Importance of Love and Forgiveness
Do both religious and nonreligious individuals have end-of-life dreams and visions in which they see deceased loved ones?
Yes, they do. There does not appear to be any difference between one’s religious faith or lack of faith and the quality of these experiences. One reason may be that the overarching themes of these dreams is the importance of love and forgiveness, which is universal, regardless of whether the patient has a religious belief system or not.
Closing of a Life
In your 25-year career as a hospice physician and end-of-life researcher, what do you conclude about the dying process and end-of-life dreams or visions?

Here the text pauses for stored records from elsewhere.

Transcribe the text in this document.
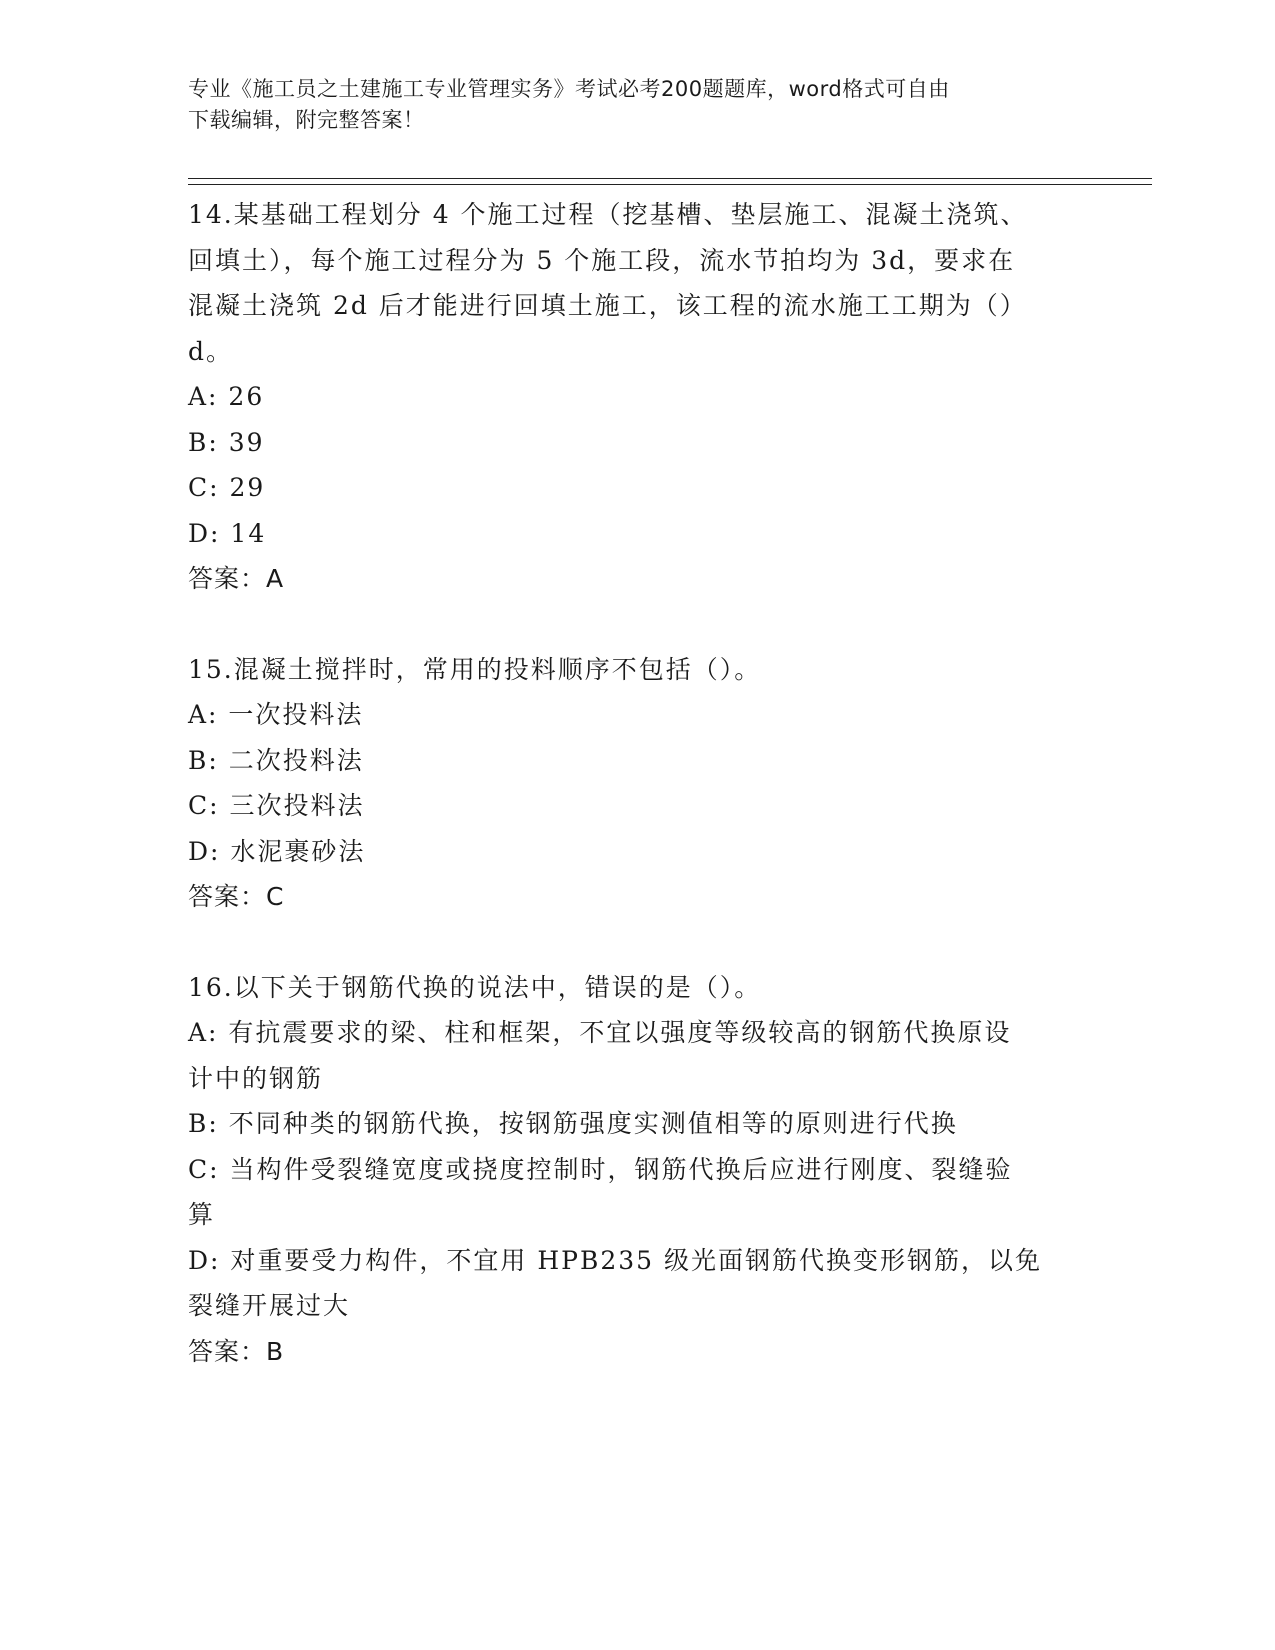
专业《施工员之土建施工专业管理实务》考试必考200题题库，word格式可自由
下载编辑，附完整答案！
14.某基础工程划分 4 个施工过程（挖基槽、垫层施工、混凝土浇筑、
回填土），每个施工过程分为 5 个施工段，流水节拍均为 3d，要求在
混凝土浇筑 2d 后才能进行回填土施工，该工程的流水施工工期为（）
d。
A: 26
B: 39
C: 29
D: 14
答案：A
15.混凝土搅拌时，常用的投料顺序不包括（）。
A: 一次投料法
B: 二次投料法
C: 三次投料法
D: 水泥裹砂法
答案：C
16.以下关于钢筋代换的说法中，错误的是（）。
A: 有抗震要求的梁、柱和框架，不宜以强度等级较高的钢筋代换原设
计中的钢筋
B: 不同种类的钢筋代换，按钢筋强度实测值相等的原则进行代换
C: 当构件受裂缝宽度或挠度控制时，钢筋代换后应进行刚度、裂缝验
算
D: 对重要受力构件，不宜用 HPB235 级光面钢筋代换变形钢筋，以免
裂缝开展过大
答案：B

I’ve long tried to understand the etiology of the dying process. And I end up at a point of reference for what seems to be a near-universal phenomenon; it is a reminder to me that dying is not defined in its entirety by the physical dimensionality, but rather is really the closing of a life. And it makes sense to me that dying would draw reflection and introspection and that the vantage point is unique and unfamiliar to the living.
It is also noteworthy that end-of-life dreams and visions have been well documented throughout history and across cultures. For many people, particularly indigenous people, such dreams and visions are central to their remaining continuity between the living and the dead. So, our research is shining a light on something that has always been known, but perhaps lost, especially within the modern medical context of death.
Defying and Denying Death
You have said that medical training teaches students “how to defy death, and when you can’t defy it, you deny it.” Are medical schools starting to introduce teaching in death and dying? How can oncologists help their terminally ill patients fear death less?

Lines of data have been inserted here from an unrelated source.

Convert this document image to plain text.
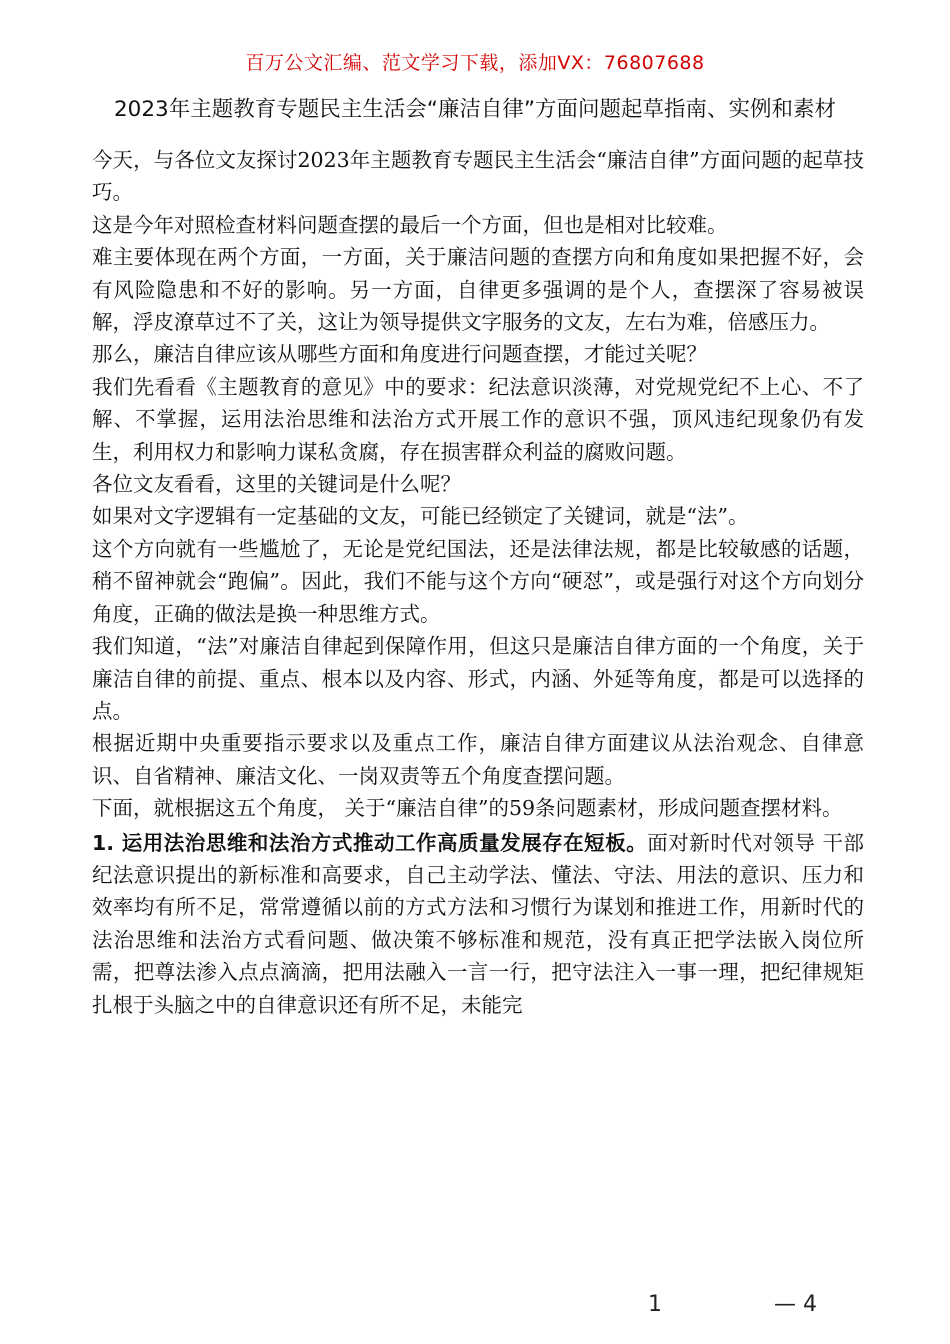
百万公文汇编、范文学习下载，添加VX：76807688
2023年主题教育专题民主生活会“廉洁自律”方面问题起草指南、实例和素材

今天，与各位文友探讨2023年主题教育专题民主生活会“廉洁自律”方面问题的起草技巧。

这是今年对照检查材料问题查摆的最后一个方面，但也是相对比较难。

难主要体现在两个方面，一方面，关于廉洁问题的查摆方向和角度如果把握不好，会有风险隐患和不好的影响。另一方面，自律更多强调的是个人，查摆深了容易被误解，浮皮潦草过不了关，这让为领导提供文字服务的文友，左右为难，倍感压力。

那么，廉洁自律应该从哪些方面和角度进行问题查摆，才能过关呢？

我们先看看《主题教育的意见》中的要求：纪法意识淡薄，对党规党纪不上心、不了解、不掌握，运用法治思维和法治方式开展工作的意识不强，顶风违纪现象仍有发生，利用权力和影响力谋私贪腐，存在损害群众利益的腐败问题。

各位文友看看，这里的关键词是什么呢？

如果对文字逻辑有一定基础的文友，可能已经锁定了关键词，就是“法”。

这个方向就有一些尴尬了，无论是党纪国法，还是法律法规，都是比较敏感的话题，稍不留神就会“跑偏”。因此，我们不能与这个方向“硬怼”，或是强行对这个方向划分角度，正确的做法是换一种思维方式。

我们知道，“法”对廉洁自律起到保障作用，但这只是廉洁自律方面的一个角度，关于廉洁自律的前提、重点、根本以及内容、形式，内涵、外延等角度，都是可以选择的点。

根据近期中央重要指示要求以及重点工作，廉洁自律方面建议从法治观念、自律意识、自省精神、廉洁文化、一岗双责等五个角度查摆问题。

下面，就根据这五个角度， 关于“廉洁自律”的59条问题素材，形成问题查摆材料。

1. 运用法治思维和法治方式推动工作高质量发展存在短板。面对新时代对领导 干部纪法意识提出的新标准和高要求，自己主动学法、懂法、守法、用法的意识、压力和效率均有所不足，常常遵循以前的方式方法和习惯行为谋划和推进工作，用新时代的法治思维和法治方式看问题、做决策不够标准和规范，没有真正把学法嵌入岗位所需，把尊法渗入点点滴滴，把用法融入一言一行，把守法注入一事一理，把纪律规矩扎根于头脑之中的自律意识还有所不足，未能完

1	— 4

Medical school, at best, is giving a casual nod to palliative care training, including end-of-life training. Although we have evolved in understanding the importance of end-of-life care, it is not yet enough to make a substantial difference in the care of dying patients.
In oncology, it is such a challenge because patients are looking to their doctor to save their lives. The patients we see go through this transition in the healthiest way, from an oncologic perspective of not only having been on a curative path but having also simultaneously prepared for the worst.
The reality is that dying is far more traumatic when the realization of what is happening is acute. It’s the ultimate insult to entrust yourself to someone who may be aware of the reality of a bad prognosis, but it has not been transparent, or the prognosis has not been fully disclosed. We see patients who have been shielded from their own likely medical outcome and eventually reach awareness of the truth, and they express both hurt and anger about not being informed. And those feelings extend to their loved ones into bereavement.
What I worry about most is that our medical system is becoming increasingly fragmented. Patients are not only feeling lost but are left with a sense of abandonment, particularly when transitioning to hospice care.
We are conducting a study that asks patients in hospice care to reflect on their upstream care. Many report feeling that discussions regarding their diagnosis and prognosis were neither comprehensive nor timely.
What we see all too often is that although advance care planning discussions have taken place, they are frequently oversimplified. For example, the information might be communicated in a way that was not processed adequately or that fully accounted for a patient’s wishes. Again, the idea is not to diminish the effort, but to acknowledge that a better outcome might be possible.
DISCLOSURE: Dr. Kerr reported no conflicts of interest.
REFERENCE
1. Kerr CW, Donnelly JP, Wright ST, et al: End-of-life dreams and visions: A longitudinal study of hospice patients’ experiences. J Palliat Med 17:296-303, 2014.